Biologic therapies use the body's immune system to attack the cancer (immunotherapy). These drugs are derived from biological sources and include vaccines, monoclonal antibodies (MAbs), and gene therapies. Many targeted therapies are classified as biologics.

Targeted therapies involve many different types of drugs and molecular pathways. These include:

Angiogenesis Inhibitors. Anti-angiogenesis drugs inhibit the formation of new blood vessels that supply tumors with the blood, oxygen, and nutrients vital to tumor growth. Angiogenesis inhibitors, such as the monoclonal antibody bevacizumab (Avastin), target vascular endothelial growth factor (VEGF).

Tumor Growth Factor Inhibitors. Tumor growth factors, such as epidermal growth factor, stimulate cell growth. Drugs that target the epidermal growth factor receptor (EGFR) include the recently approved cetixumab (Erbitux).

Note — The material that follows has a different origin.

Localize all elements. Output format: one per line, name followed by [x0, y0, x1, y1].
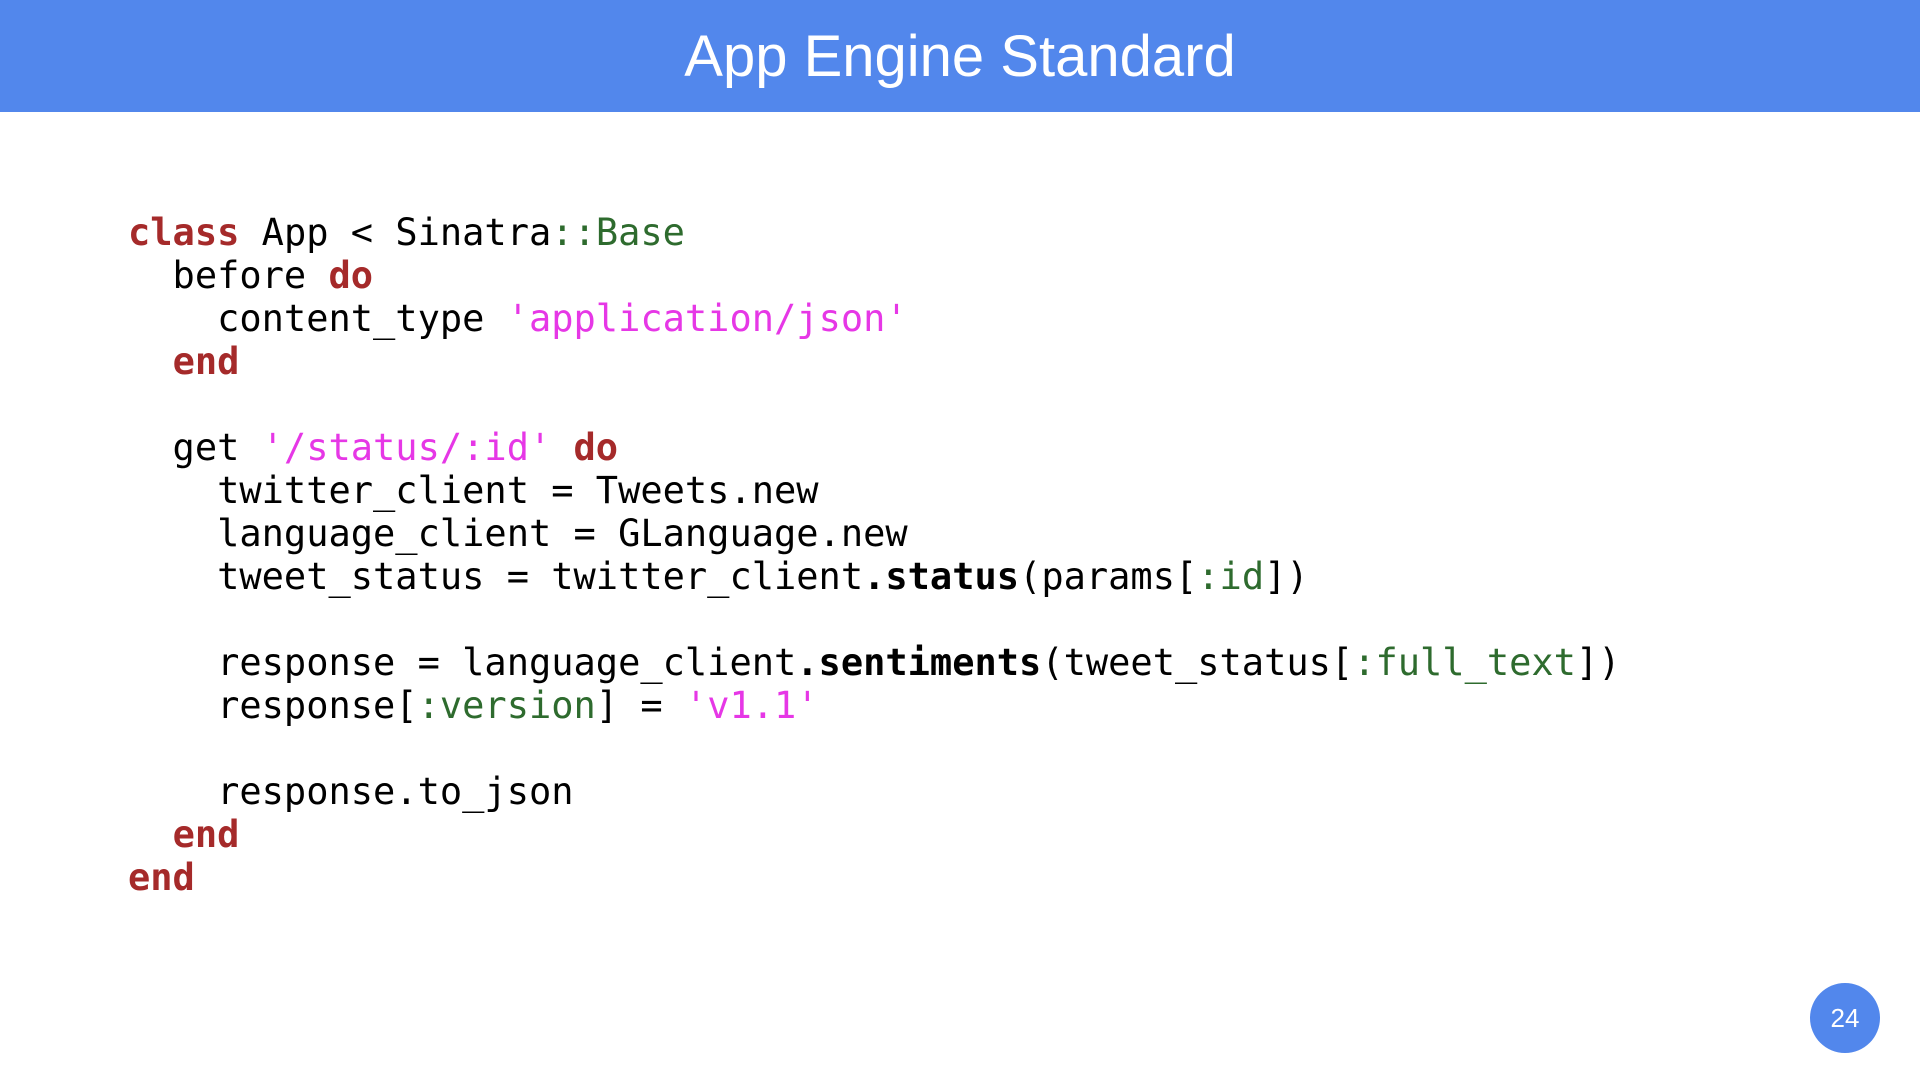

Tyrosine Kinase Inhibitors. Tyrosine kinase is an enzyme associated with EGFR that is involved with the signaling mechanisms that prompt cell growth. Clinical trials are currently investigating the use of the lung cancer drug gefitinib (Iressa), in combination with oxaliplatin and standard chemotherapy agents, for the treatment of advanced colorectal cancer. Gefitinib blocks tyrosine kinase growth signaling capacities. Similarly, the EGFR/tyosine kinase inhibitor erlotinib (Tarceva), which is in late-stage trials for the treatment of pancreatic and lung cancer, is also being investigated as an adjuvant treatment for metastatic colorectal cancer.

Vaccines. ALVAC is an experimental vaccine derived from the canarypox virus. It is designed to trigger the body's immune system to fight cancer cells. It is currently in early-stage clinical trials to determine its efficacy in combination with chemotherapy for treatment of metastatic colorectal cancer.